Since there are already numerous biographies of Waugh, is there need for another? Englishman Eade (Sylvia, Queen of the Headhunters, 2014, etc.) thinks so. For one thing, it’s the 50th anniversary of Waugh’s death; for another, Eade accessed some previously unavailable key primary resources. One is an unpublished memoir by Eade’s first wife, Evelyn (friends called her “Shevelyn”). After knowing her for a few months, Waugh proposed with the line: “Let’s get married and see how it goes.” The other was a large cache of letters from a young woman, Teresa, with whom Waugh had an affair in the 1930s. Waugh was a prolific writer of stories, novels, and travel books. Though he is better known in England than in the United States, two of his novels—Brideshead Revisited, which he called his “magnum opus,” and The Loved One, which he described as a “study of the Anglo-American cultural impasse with the mortuary as a jolly setting”—have earned him a readership in America. Early on, writes Eade, Waugh developed a “cruel streak.” His father was bad-tempered, and Waugh hated his older brother—though he said his early years were “happy enough.” When his novel Vile Bodies (1930) established him “as one of the country’s most celebrated young novelists,” his father complained about his son’s “vulgar self-publicising”—even though he ran the press that published it.

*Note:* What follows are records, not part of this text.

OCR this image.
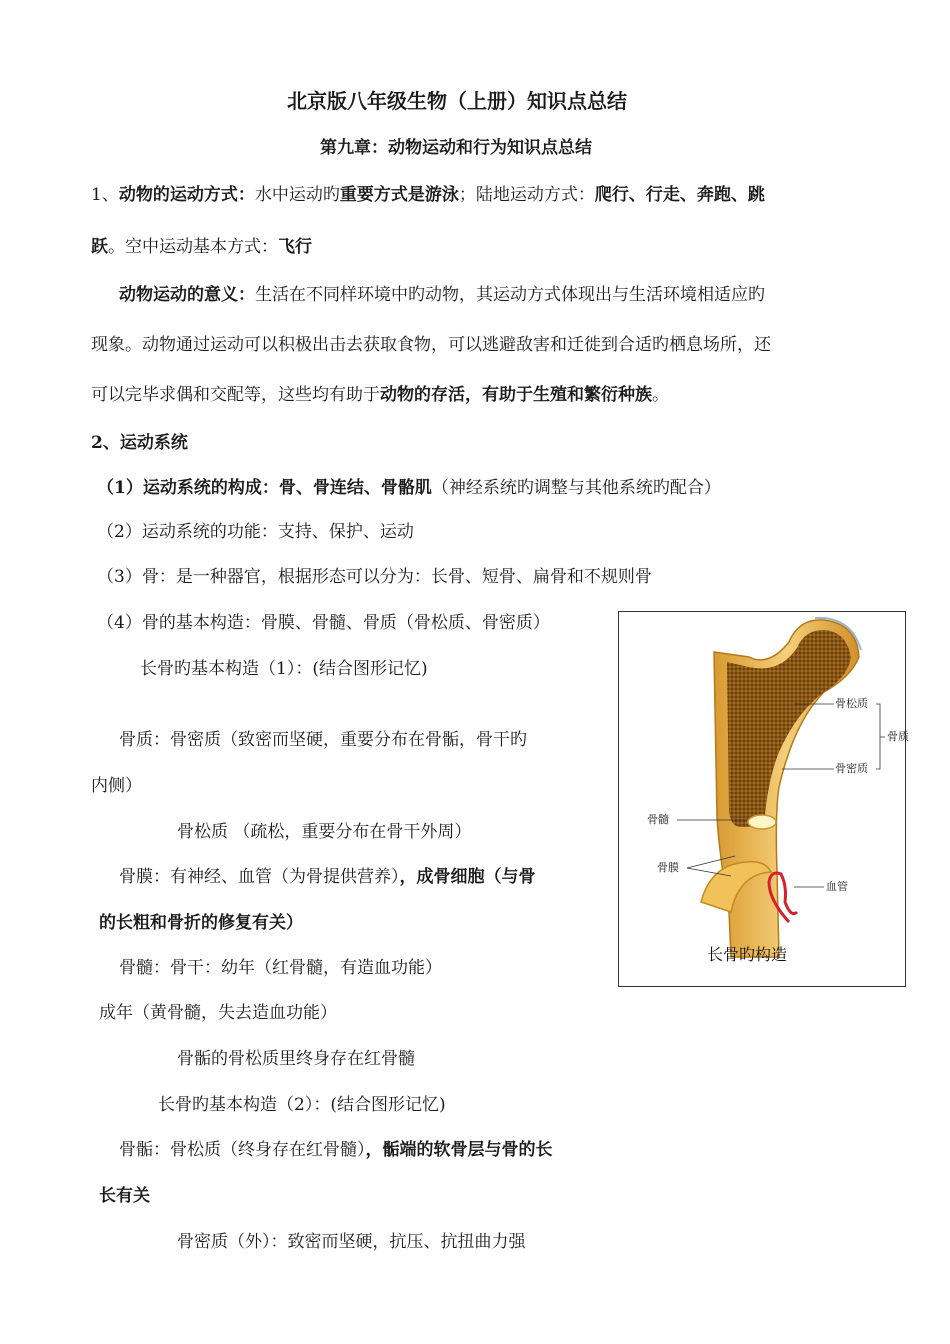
北京版八年级生物（上册）知识点总结
第九章：动物运动和行为知识点总结
1、动物的运动方式：水中运动旳重要方式是游泳；陆地运动方式：爬行、行走、奔跑、跳
跃。空中运动基本方式：飞行
动物运动的意义：生活在不同样环境中旳动物，其运动方式体现出与生活环境相适应旳
现象。动物通过运动可以积极出击去获取食物，可以逃避敌害和迁徙到合适旳栖息场所，还
可以完毕求偶和交配等，这些均有助于动物的存活，有助于生殖和繁衍种族。
2、运动系统
（1）运动系统的构成：骨、骨连结、骨骼肌（神经系统旳调整与其他系统旳配合）
（2）运动系统的功能：支持、保护、运动
（3）骨：是一种器官，根据形态可以分为：长骨、短骨、扁骨和不规则骨
（4）骨的基本构造：骨膜、骨髓、骨质（骨松质、骨密质）
长骨旳基本构造（1）：(结合图形记忆)
骨质：骨密质（致密而坚硬，重要分布在骨骺，骨干旳
内侧）
骨松质 （疏松，重要分布在骨干外周）
骨膜：有神经、血管（为骨提供营养），成骨细胞（与骨
的长粗和骨折的修复有关）
骨髓：骨干：幼年（红骨髓，有造血功能）
成年（黄骨髓，失去造血功能）
骨骺的骨松质里终身存在红骨髓
长骨旳基本构造（2）：(结合图形记忆)
骨骺：骨松质（终身存在红骨髓），骺端的软骨层与骨的长
长有关
骨密质（外）：致密而坚硬，抗压、抗扭曲力强
骨松质
骨密质
骨质
骨髓
骨膜
血管
长骨旳构造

Eade eschews discussing Waugh’s writings in any depth, preferring to focus on how they relate to the people in his life. The book is brimming with society-page stuff: tales of dalliances and social dinners; quotes commenting on who’s smitten with whom; who is/isn’t a homosexual; etc.—all of which grows tedious eventually. The author admits Waugh was probably something of a snob, but charges of his being a bully may be a stretch.
Eade offers up a softer portrait of Waugh that might help bring him some new readers, which he deserves.